Portuguese blog by Jorge Nascimento Rodrigues quoting my comments on the topic of black swan and grey swan events of 2014: http://janelanaweb.com/novidades/2014-em-revista-cisnes-negros-cinzentos-6-surpresas/
My comment in English in full:
Black swan events are defined not only by their unpredictability ex ante the shock and the magnitude of the shock-related losses, but also by the fact that the rationale for their occurrence becomes fully explainable ex ante the event. In this sense, looking back at 2014, one can only imperfectly interpret key events as either black or grey swans.
One of the major black swan events of 2014 was the flaring up of a major geopolitical crisis involving Russia and the West. This pre-conditions for the emergence of this crisis were present throughout the late 2000s - early 2010s, but its rapid escalation from to the state of a proxy war fought by the two players over the Ukraine was not something we could have foreseen at the end of 2013.

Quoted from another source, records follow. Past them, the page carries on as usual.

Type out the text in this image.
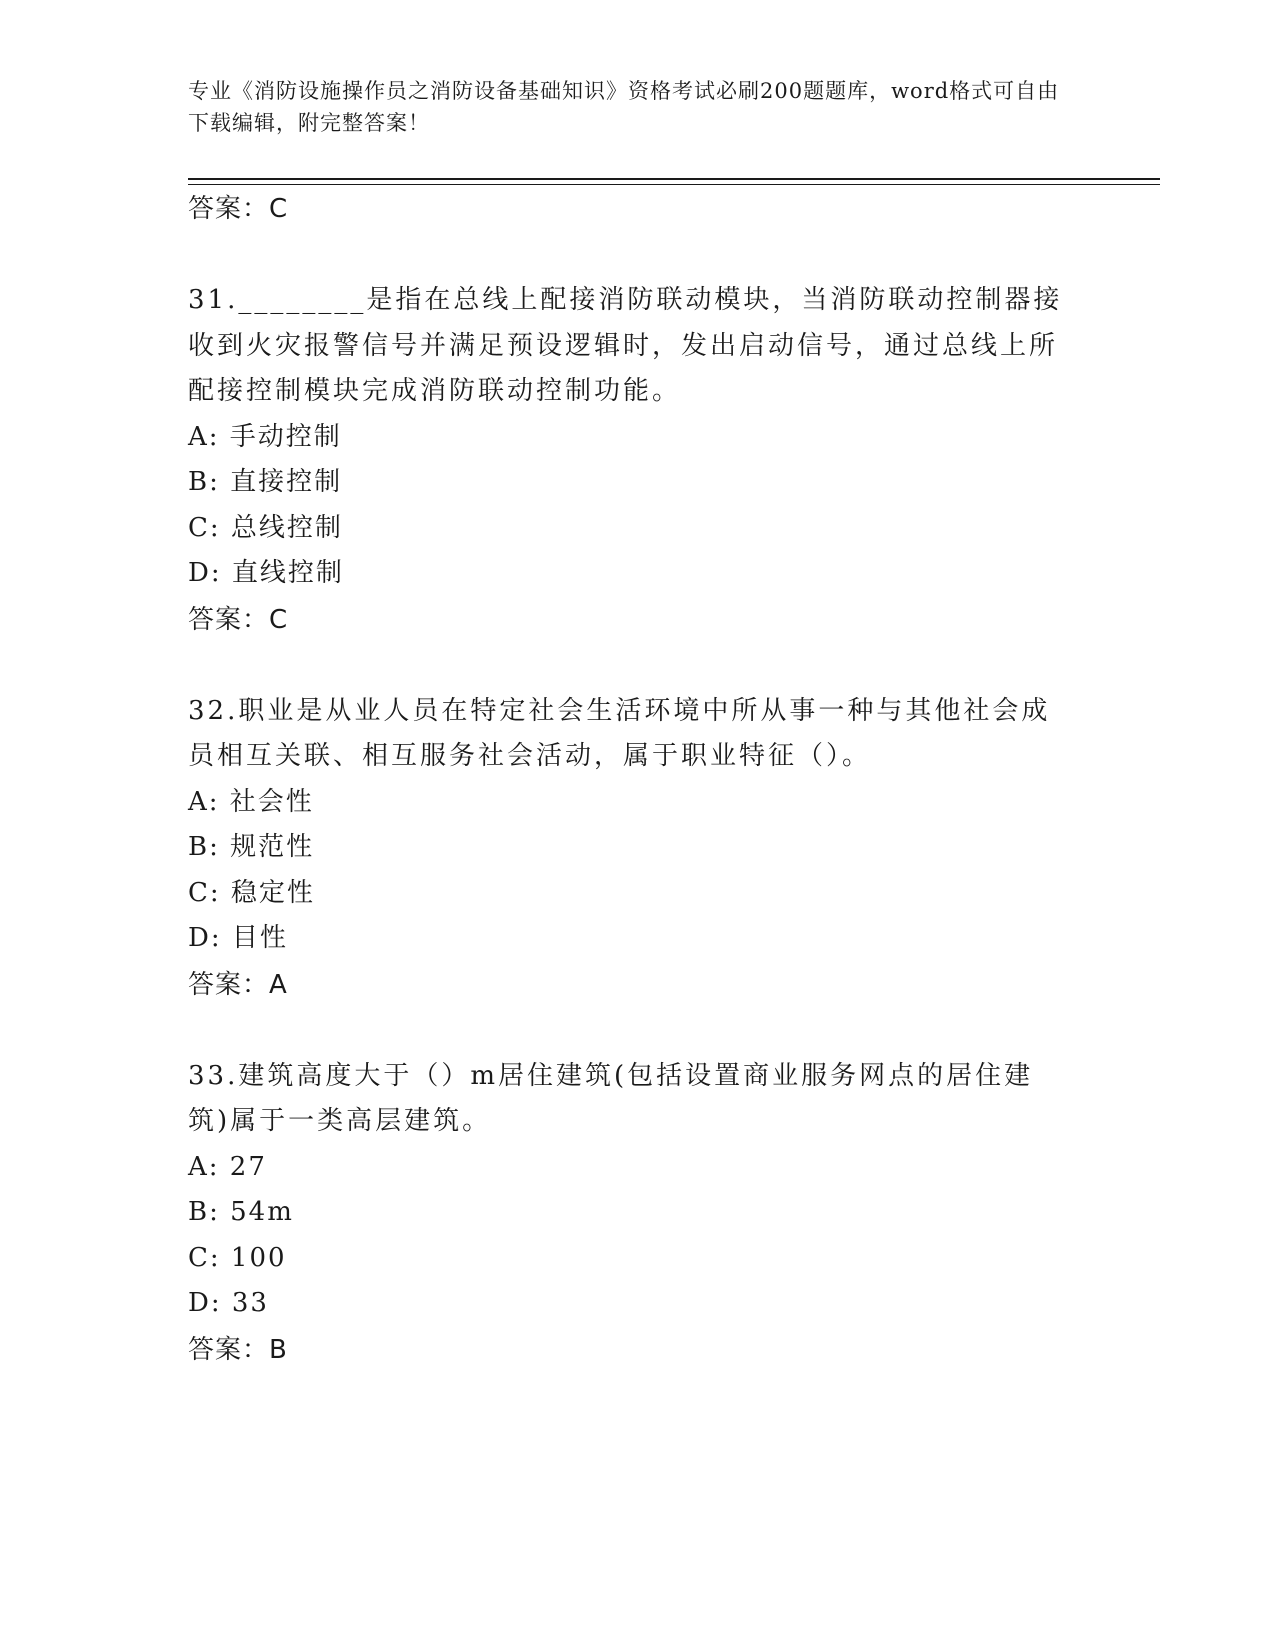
专业《消防设施操作员之消防设备基础知识》资格考试必刷200题题库，word格式可自由下载编辑，附完整答案！
答案：C
31.________是指在总线上配接消防联动模块，当消防联动控制器接收到火灾报警信号并满足预设逻辑时，发出启动信号，通过总线上所配接控制模块完成消防联动控制功能。
A: 手动控制
B: 直接控制
C: 总线控制
D: 直线控制
答案：C
32.职业是从业人员在特定社会生活环境中所从事一种与其他社会成员相互关联、相互服务社会活动，属于职业特征（）。
A: 社会性
B: 规范性
C: 稳定性
D: 目性
答案：A
33.建筑高度大于（）m居住建筑(包括设置商业服务网点的居住建筑)属于一类高层建筑。
A: 27
B: 54m
C: 100
D: 33
答案：B
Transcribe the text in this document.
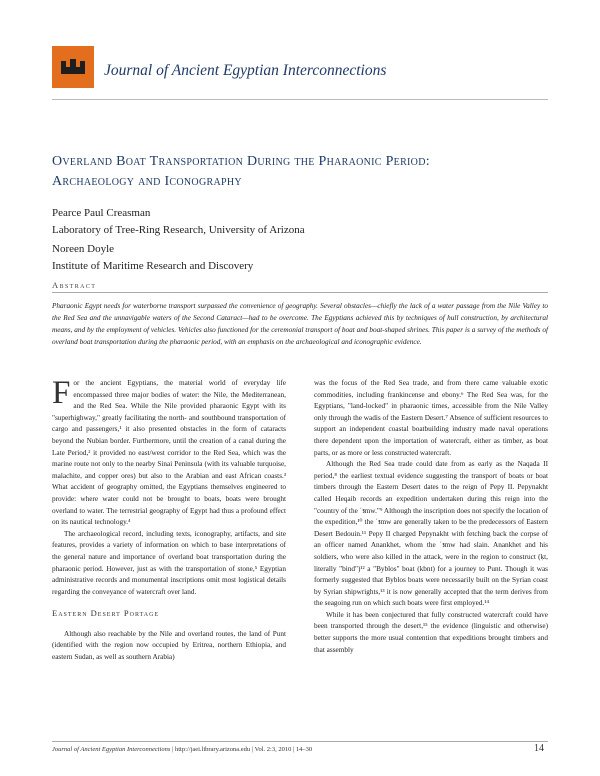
Journal of Ancient Egyptian Interconnections
Overland Boat Transportation During the Pharaonic Period:
Archaeology and Iconography
Pearce Paul Creasman
Laboratory of Tree-Ring Research, University of Arizona
Noreen Doyle
Institute of Maritime Research and Discovery
Abstract
Pharaonic Egypt needs for waterborne transport surpassed the convenience of geography. Several obstacles—chiefly the lack of a water passage from the Nile Valley to the Red Sea and the unnavigable waters of the Second Cataract—had to be overcome. The Egyptians achieved this by techniques of hull construction, by architectural means, and by the employment of vehicles. Vehicles also functioned for the ceremonial transport of boat and boat-shaped shrines. This paper is a survey of the methods of overland boat transportation during the pharaonic period, with an emphasis on the archaeological and iconographic evidence.

For the ancient Egyptians, the material world of everyday life encompassed three major bodies of water: the Nile, the Mediterranean, and the Red Sea. While the Nile provided pharaonic Egypt with its "superhighway," greatly facilitating the north- and southbound transportation of cargo and passengers,¹ it also presented obstacles in the form of cataracts beyond the Nubian border. Furthermore, until the creation of a canal during the Late Period,² it provided no east/west corridor to the Red Sea, which was the marine route not only to the nearby Sinai Peninsula (with its valuable turquoise, malachite, and copper ores) but also to the Arabian and east African coasts.³ What accident of geography omitted, the Egyptians themselves engineered to provide: where water could not be brought to boats, boats were brought overland to water. The terrestrial geography of Egypt had thus a profound effect on its nautical technology.⁴

The archaeological record, including texts, iconography, artifacts, and site features, provides a variety of information on which to base interpretations of the general nature and importance of overland boat transportation during the pharaonic period. However, just as with the transportation of stone,⁵ Egyptian administrative records and monumental inscriptions omit most logistical details regarding the conveyance of watercraft over land.

Eastern Desert Portage

Although also reachable by the Nile and overland routes, the land of Punt (identified with the region now occupied by Eritrea, northern Ethiopia, and eastern Sudan, as well as southern Arabia)

was the focus of the Red Sea trade, and from there came valuable exotic commodities, including frankincense and ebony.⁶ The Red Sea was, for the Egyptians, "land-locked" in pharaonic times, accessible from the Nile Valley only through the wadis of the Eastern Desert.⁷ Absence of sufficient resources to support an independent coastal boatbuilding industry made naval operations there dependent upon the importation of watercraft, either as timber, as boat parts, or as more or less constructed watercraft.

Although the Red Sea trade could date from as early as the Naqada II period,⁸ the earliest textual evidence suggesting the transport of boats or boat timbers through the Eastern Desert dates to the reign of Pepy II. Pepynakht called Heqaib records an expedition undertaken during this reign into the "country of the ʿꜣmw."⁹ Although the inscription does not specify the location of the expedition,¹⁰ the ʿꜣmw are generally taken to be the predecessors of Eastern Desert Bedouin.¹¹ Pepy II charged Pepynakht with fetching back the corpse of an officer named Anankhet, whom the ʿꜣmw had slain. Anankhet and his soldiers, who were also killed in the attack, were in the region to construct (ḳt, literally "bind")¹² a "Byblos" boat (kbnt) for a journey to Punt. Though it was formerly suggested that Byblos boats were necessarily built on the Syrian coast by Syrian shipwrights,¹³ it is now generally accepted that the term derives from the seagoing run on which such boats were first employed.¹⁴

While it has been conjectured that fully constructed watercraft could have been transported through the desert,¹⁵ the evidence (linguistic and otherwise) better supports the more usual contention that expeditions brought timbers and that assembly

Journal of Ancient Egyptian Interconnections | http://jaei.library.arizona.edu | Vol. 2:3, 2010 | 14–30	14
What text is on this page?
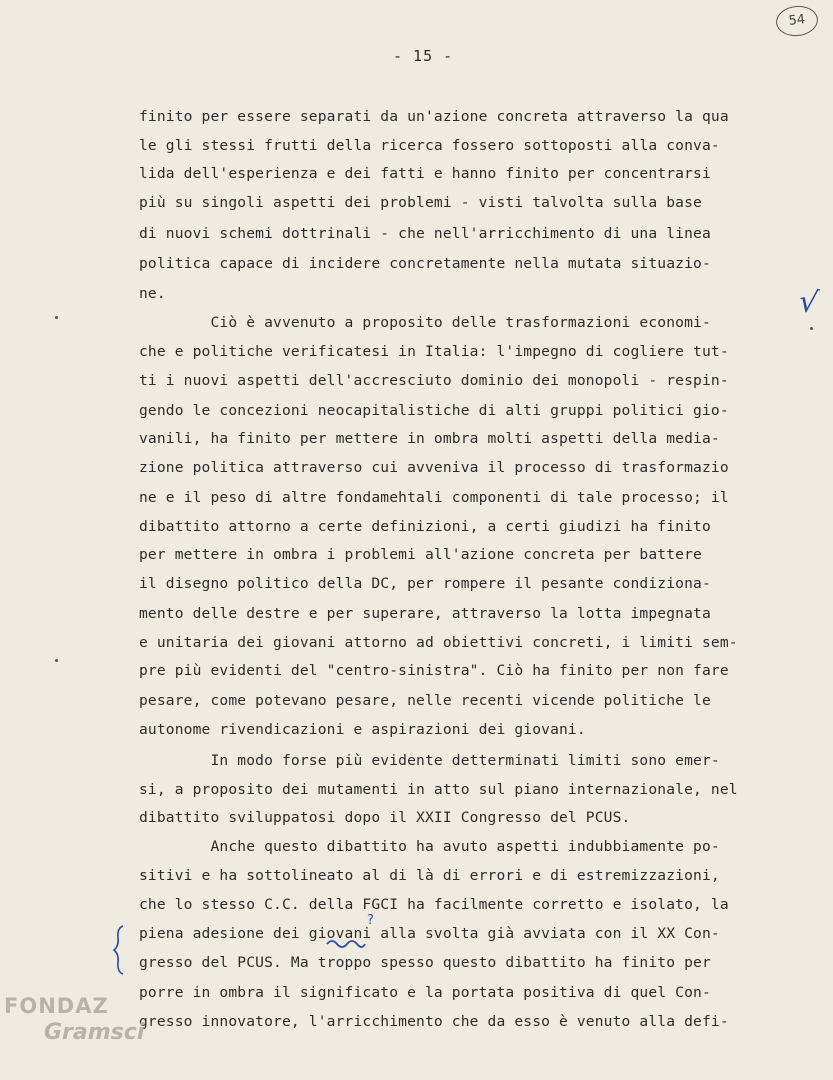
54
- 15 -
finito per essere separati da un'azione concreta attraverso la qua
le gli stessi frutti della ricerca fossero sottoposti alla conva-
lida dell'esperienza e dei fatti e hanno finito per concentrarsi
più su singoli aspetti dei problemi - visti talvolta sulla base
di nuovi schemi dottrinali - che nell'arricchimento di una linea
politica capace di incidere concretamente nella mutata situazio-
ne.
Ciò è avvenuto a proposito delle trasformazioni economi-
che e politiche verificatesi in Italia: l'impegno di cogliere tut-
ti i nuovi aspetti dell'accresciuto dominio dei monopoli - respin-
gendo le concezioni neocapitalistiche di alti gruppi politici gio-
vanili, ha finito per mettere in ombra molti aspetti della media-
zione politica attraverso cui avveniva il processo di trasformazio
ne e il peso di altre fondamehtali componenti di tale processo; il
dibattito attorno a certe definizioni, a certi giudizi ha finito
per mettere in ombra i problemi all'azione concreta per battere
il disegno politico della DC, per rompere il pesante condiziona-
mento delle destre e per superare, attraverso la lotta impegnata
e unitaria dei giovani attorno ad obiettivi concreti, i limiti sem-
pre più evidenti del "centro-sinistra". Ciò ha finito per non fare
pesare, come potevano pesare, nelle recenti vicende politiche le
autonome rivendicazioni e aspirazioni dei giovani.
In modo forse più evidente detterminati limiti sono emer-
si, a proposito dei mutamenti in atto sul piano internazionale, nel
dibattito sviluppatosi dopo il XXII Congresso del PCUS.
Anche questo dibattito ha avuto aspetti indubbiamente po-
sitivi e ha sottolineato al di là di errori e di estremizzazioni,
che lo stesso C.C. della FGCI ha facilmente corretto e isolato, la
piena adesione dei giovani alla svolta già avviata con il XX Con-
gresso del PCUS. Ma troppo spesso questo dibattito ha finito per
porre in ombra il significato e la portata positiva di quel Con-
gresso innovatore, l'arricchimento che da esso è venuto alla defi-
√
?
FONDAZ
Gramsci
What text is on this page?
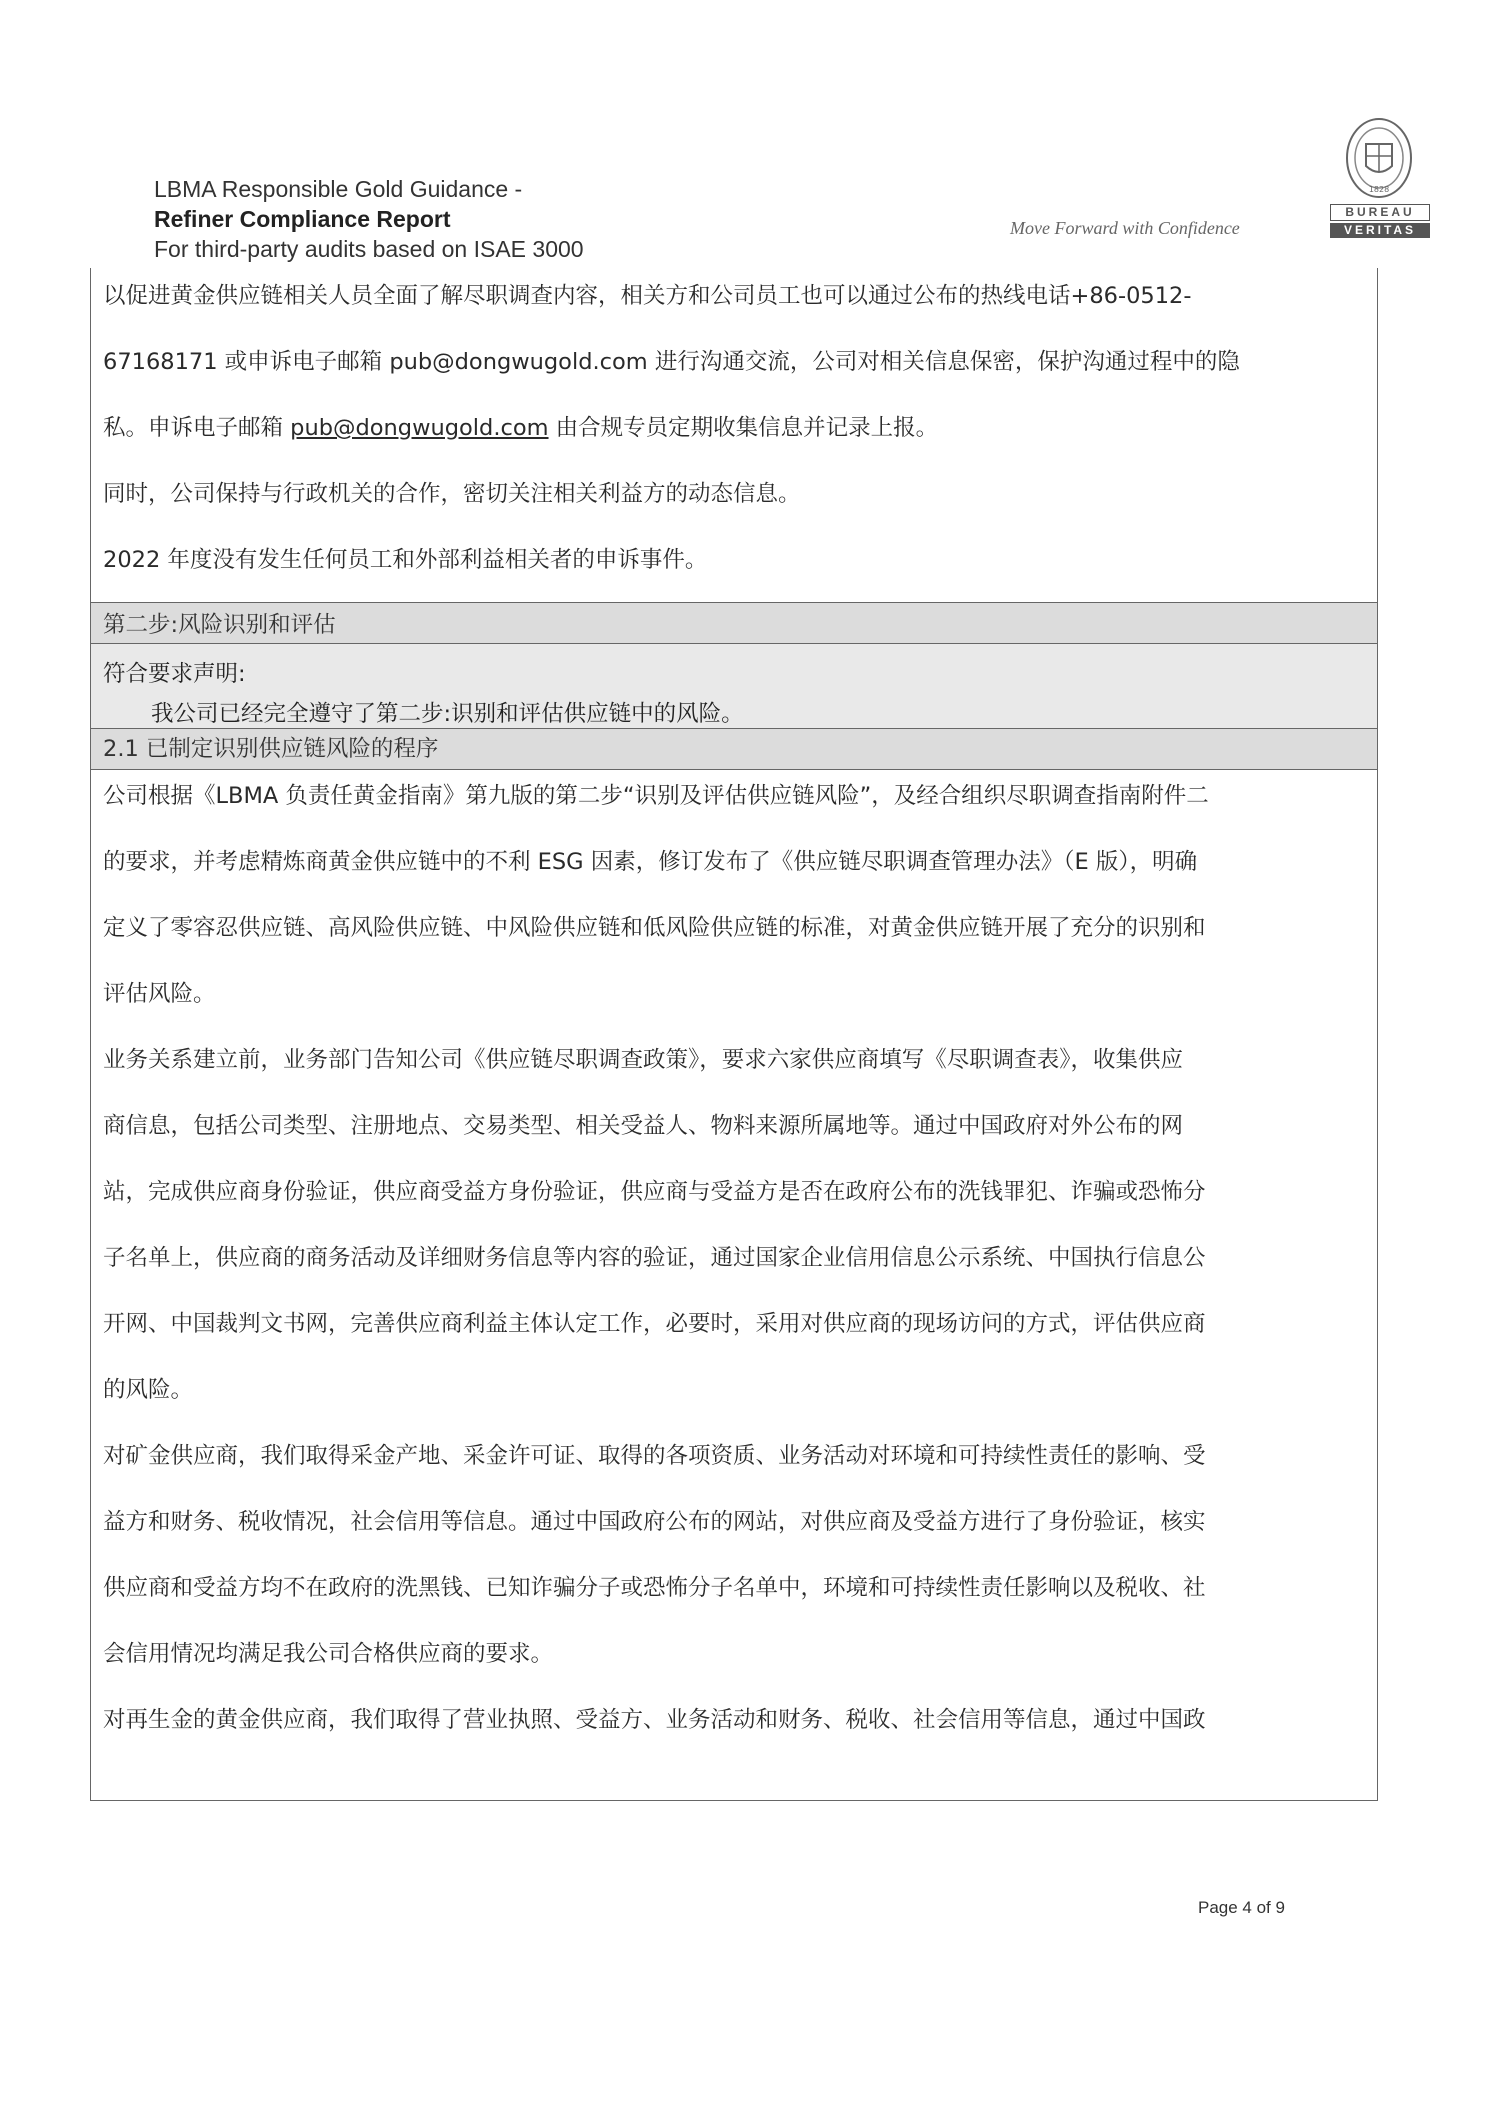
LBMA Responsible Gold Guidance -
Refiner Compliance Report
For third-party audits based on ISAE 3000
Move Forward with Confidence
1828
BUREAU
VERITAS
以促进黄金供应链相关人员全面了解尽职调查内容，相关方和公司员工也可以通过公布的热线电话+86-0512-
67168171 或申诉电子邮箱 pub@dongwugold.com 进行沟通交流，公司对相关信息保密，保护沟通过程中的隐
私。申诉电子邮箱 pub@dongwugold.com 由合规专员定期收集信息并记录上报。
同时，公司保持与行政机关的合作，密切关注相关利益方的动态信息。
2022 年度没有发生任何员工和外部利益相关者的申诉事件。
第二步:风险识别和评估
符合要求声明:
我公司已经完全遵守了第二步:识别和评估供应链中的风险。
2.1 已制定识别供应链风险的程序
公司根据《LBMA 负责任黄金指南》第九版的第二步“识别及评估供应链风险”，及经合组织尽职调查指南附件二
的要求，并考虑精炼商黄金供应链中的不利 ESG 因素，修订发布了《供应链尽职调查管理办法》（E 版），明确
定义了零容忍供应链、高风险供应链、中风险供应链和低风险供应链的标准，对黄金供应链开展了充分的识别和
评估风险。
业务关系建立前，业务部门告知公司《供应链尽职调查政策》，要求六家供应商填写《尽职调查表》，收集供应
商信息，包括公司类型、注册地点、交易类型、相关受益人、物料来源所属地等。通过中国政府对外公布的网
站，完成供应商身份验证，供应商受益方身份验证，供应商与受益方是否在政府公布的洗钱罪犯、诈骗或恐怖分
子名单上，供应商的商务活动及详细财务信息等内容的验证，通过国家企业信用信息公示系统、中国执行信息公
开网、中国裁判文书网，完善供应商利益主体认定工作，必要时，采用对供应商的现场访问的方式，评估供应商
的风险。
对矿金供应商，我们取得采金产地、采金许可证、取得的各项资质、业务活动对环境和可持续性责任的影响、受
益方和财务、税收情况，社会信用等信息。通过中国政府公布的网站，对供应商及受益方进行了身份验证，核实
供应商和受益方均不在政府的洗黑钱、已知诈骗分子或恐怖分子名单中，环境和可持续性责任影响以及税收、社
会信用情况均满足我公司合格供应商的要求。
对再生金的黄金供应商，我们取得了营业执照、受益方、业务活动和财务、税收、社会信用等信息，通过中国政
Page 4 of 9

On economic front, the decoupling of the US economy from global economic outlook and acceleration in the US growth was accurately reflected in a number of major forecasts published in the second half of 2013. As was the associated continued downtrend in growth in the euro area. But the simultaneous crisis across the major emerging economies, including Brazil and South Africa, as well as the onset of the outright recession in Russia and the Russian Ruble crisis of Q4 2014 were black swan events.
A good example of the grey swan event - an event with some predictability ex ante, but with unpredictable timing, was a massive decline in global oil prices. The decline was forecastable in 2013, given the rate of growth in potential supply from the non-OPEC countries, primarily Canada and the US. The rates of new wells drilling and the levels of average output and output dynamics from the existent wells should have told us well in advance that the decline in oil prices was coming. Ditto for the signals coming from the natural gas price divergence in North America against Europe and Asia Pacific. But the exact timing of this decline in oil prices was not easily predictable. In the end, the drop in oil prices in 2014 was driven by a combination of two forces. The supply dynamics - largely predictable, and the contraction in demand driven by the black swan shock to global (and in particular emerging markets) growth.
Two major themes that dominated the financial markets in 2014 - continued decline in sovereign debt yields and simultaneous divergence in prices between the US and European equity markets - was hardly a black swan, given the differences in monetary policies between ECB and the Fed. Nonetheless, to some extent both themes were shaped also by the global growth divergence, and as such, both constitute a sort of a grey swan event.
Last, but not least, the flaring up of the euro area peripheral crisis, starting with Q4 2014 political risk flaring up in Greece, was neither a black swan nor a grey swan, and instead constitutes an empirical regularity of long term instability in the euro area periphery. This instability (both political and economic) is driven by the legacy of the debt crisis and the fallout from the policies used to address it. Nothing, absolutely nothing, has been resolved within the euro area when it comes to addressing debt overhangs present in a number of economies. Nothing has been done to address the endemic lack of structural growth drivers in the majority of the peripheral economies. If anything, the structural growth crisis contagion has now firmly spread to the core economies, such as France and Finland, and is impacting even Germany. Despite lots of sabre-rattling, the ECB remains in a passive policy mode, with the central bank balancesheet stubbornly stuck in the post-crisis lows and liquidity fully captured within a fragmented banking sector.